Civil War America did not lack for unpopular immigrants. The 1860 census found that 13.2 percent of the U.S. population was foreign-born. The figure today is 12.3 percent. During the 14th Amendment debate, Sen. Edgar Cowan of Pennsylvania complained that birthright citizenship would include Gypsies, “who pay no taxes; who never perform military service; who do nothing, in fact, which becomes the citizen.” Others objected that the children of Chinese laborers would be covered. Supporters of the 14th Amendment conceded both cases – and defended them. Said Sen. John Conness of California: “We are entirely ready to accept the provision proposed in this constitutional amendment, that the children born here of Mongolian parents shall be declared by the Constitution of the United States to be entitled to civil rights and to equal protection before the law with others.”

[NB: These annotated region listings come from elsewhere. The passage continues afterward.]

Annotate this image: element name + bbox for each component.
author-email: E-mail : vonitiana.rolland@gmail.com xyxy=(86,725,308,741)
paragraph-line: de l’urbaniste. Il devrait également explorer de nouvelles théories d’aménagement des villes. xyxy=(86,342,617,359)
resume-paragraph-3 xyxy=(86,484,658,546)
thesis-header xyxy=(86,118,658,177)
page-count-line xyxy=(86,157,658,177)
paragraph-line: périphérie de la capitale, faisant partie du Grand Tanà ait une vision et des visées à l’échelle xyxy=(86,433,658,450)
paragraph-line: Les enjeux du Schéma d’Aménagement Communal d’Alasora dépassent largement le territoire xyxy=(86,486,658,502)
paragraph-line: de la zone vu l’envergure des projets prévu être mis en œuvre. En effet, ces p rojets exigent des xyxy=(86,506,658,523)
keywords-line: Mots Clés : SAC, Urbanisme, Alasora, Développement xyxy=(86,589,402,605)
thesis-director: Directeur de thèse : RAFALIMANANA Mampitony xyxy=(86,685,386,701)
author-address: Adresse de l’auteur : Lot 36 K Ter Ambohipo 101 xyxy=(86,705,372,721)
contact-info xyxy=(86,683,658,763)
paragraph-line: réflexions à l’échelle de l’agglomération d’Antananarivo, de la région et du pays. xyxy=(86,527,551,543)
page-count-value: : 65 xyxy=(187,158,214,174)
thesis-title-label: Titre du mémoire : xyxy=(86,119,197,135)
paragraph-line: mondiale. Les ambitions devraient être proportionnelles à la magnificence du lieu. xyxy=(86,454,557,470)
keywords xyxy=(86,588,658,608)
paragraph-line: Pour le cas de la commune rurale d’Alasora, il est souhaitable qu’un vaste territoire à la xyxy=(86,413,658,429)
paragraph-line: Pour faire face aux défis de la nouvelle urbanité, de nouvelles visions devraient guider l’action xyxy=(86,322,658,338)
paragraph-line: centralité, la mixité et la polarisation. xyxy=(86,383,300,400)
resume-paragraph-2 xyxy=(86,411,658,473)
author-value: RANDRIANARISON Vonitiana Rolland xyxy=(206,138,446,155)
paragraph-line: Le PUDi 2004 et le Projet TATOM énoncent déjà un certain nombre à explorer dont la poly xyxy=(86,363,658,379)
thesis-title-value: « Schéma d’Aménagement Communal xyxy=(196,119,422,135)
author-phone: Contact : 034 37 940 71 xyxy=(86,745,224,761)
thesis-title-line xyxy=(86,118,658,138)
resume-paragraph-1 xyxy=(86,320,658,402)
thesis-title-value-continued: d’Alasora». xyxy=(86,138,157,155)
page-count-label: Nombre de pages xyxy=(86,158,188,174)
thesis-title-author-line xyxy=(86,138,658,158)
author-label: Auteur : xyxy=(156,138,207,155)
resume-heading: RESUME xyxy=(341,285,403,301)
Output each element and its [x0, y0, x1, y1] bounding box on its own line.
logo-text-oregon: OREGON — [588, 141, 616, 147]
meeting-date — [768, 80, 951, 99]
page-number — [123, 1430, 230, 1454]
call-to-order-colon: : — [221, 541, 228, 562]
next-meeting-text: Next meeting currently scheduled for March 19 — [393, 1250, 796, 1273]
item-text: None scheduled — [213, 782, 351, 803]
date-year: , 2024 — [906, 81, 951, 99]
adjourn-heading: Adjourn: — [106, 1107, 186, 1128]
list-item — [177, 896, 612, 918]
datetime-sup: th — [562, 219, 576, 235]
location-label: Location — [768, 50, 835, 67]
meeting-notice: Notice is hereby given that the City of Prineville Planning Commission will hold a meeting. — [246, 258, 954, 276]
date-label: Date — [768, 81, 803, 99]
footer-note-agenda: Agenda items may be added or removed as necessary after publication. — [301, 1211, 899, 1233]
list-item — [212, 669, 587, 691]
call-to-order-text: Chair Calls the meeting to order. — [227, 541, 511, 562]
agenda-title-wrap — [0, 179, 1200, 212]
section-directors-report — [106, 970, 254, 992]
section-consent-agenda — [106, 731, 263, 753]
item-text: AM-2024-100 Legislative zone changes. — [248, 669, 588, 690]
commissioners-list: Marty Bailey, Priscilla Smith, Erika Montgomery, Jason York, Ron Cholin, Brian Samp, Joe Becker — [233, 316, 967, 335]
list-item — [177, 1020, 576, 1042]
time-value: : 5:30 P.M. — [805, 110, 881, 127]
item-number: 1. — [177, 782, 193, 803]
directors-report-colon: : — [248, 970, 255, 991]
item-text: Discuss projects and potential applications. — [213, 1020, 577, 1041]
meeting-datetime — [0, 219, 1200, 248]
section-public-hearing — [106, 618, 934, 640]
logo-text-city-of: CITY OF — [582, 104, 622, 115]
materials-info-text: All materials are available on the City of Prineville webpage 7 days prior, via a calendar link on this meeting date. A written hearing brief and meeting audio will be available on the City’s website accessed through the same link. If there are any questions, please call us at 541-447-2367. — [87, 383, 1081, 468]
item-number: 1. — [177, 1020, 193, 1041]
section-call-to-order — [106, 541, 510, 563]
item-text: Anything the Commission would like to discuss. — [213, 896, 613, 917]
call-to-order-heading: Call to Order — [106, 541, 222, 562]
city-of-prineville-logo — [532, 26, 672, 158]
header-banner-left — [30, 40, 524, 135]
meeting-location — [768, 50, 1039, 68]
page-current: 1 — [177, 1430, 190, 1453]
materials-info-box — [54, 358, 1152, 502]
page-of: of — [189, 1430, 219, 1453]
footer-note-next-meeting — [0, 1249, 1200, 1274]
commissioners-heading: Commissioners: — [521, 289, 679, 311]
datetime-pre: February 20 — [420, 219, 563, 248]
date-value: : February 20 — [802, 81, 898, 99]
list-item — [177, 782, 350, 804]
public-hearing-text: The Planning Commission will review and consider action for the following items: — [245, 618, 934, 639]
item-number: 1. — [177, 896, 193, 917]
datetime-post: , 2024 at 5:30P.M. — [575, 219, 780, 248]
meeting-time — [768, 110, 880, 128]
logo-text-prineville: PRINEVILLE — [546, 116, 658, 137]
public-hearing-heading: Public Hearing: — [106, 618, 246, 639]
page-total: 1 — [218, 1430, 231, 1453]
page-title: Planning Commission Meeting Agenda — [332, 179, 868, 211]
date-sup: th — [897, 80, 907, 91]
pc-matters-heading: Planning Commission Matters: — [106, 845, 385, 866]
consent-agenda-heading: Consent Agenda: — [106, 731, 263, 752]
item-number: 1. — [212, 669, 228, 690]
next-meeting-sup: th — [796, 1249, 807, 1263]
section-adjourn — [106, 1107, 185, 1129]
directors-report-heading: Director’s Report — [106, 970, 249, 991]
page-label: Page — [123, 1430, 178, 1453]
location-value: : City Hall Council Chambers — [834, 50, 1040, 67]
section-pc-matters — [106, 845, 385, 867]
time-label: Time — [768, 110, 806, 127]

The Radical Republicans who wrote the 14th Amendment were, in fact, quite radical. They were critical, not just of the Confederacy’s view of citizenship, but of the Constitution’s original silence on the issue, which, in their view, betrayed the promise of the Declaration of Independence. Their main goal was expressed in birthright citizenship: To prevent a future majority from stealing the rights of children of any background, as long as they were born in America.

Today’s dispute over birthright citizenship reveals the immigration debate in its starkest form. Usually, opponents of illegal immigration speak of giving lawbreakers what they deserve. But this does not apply in the case of an infant. Consider two newborn babies at, say, Parkland Hospital in Dallas. One is the child of citizens, the other of illegal immigrants. Critics of birthright citizenship look at the child of immigrants and feel … disturbed? Outraged? But why? Do they see a child somehow tainted by illegality? That hardly seems fair. A burden on resources? No more than any other poor child. An alien lacking allegiance? How could they possibly know? Why not a soldier, or an entrepreneur, or, as the Constitution specifically permits, a president?

For nearly a century and a half, Americans have taken the view that these two children at Parkland start their lives as equals. They acquire their rights, not because of their parentage or their bloodline or the permission of politicians, but because they are born in the USA.

The radical, humane vision of the 14th Amendment can be put another way: No child born in America can be judged unworthy by John Boehner, because each is his equal.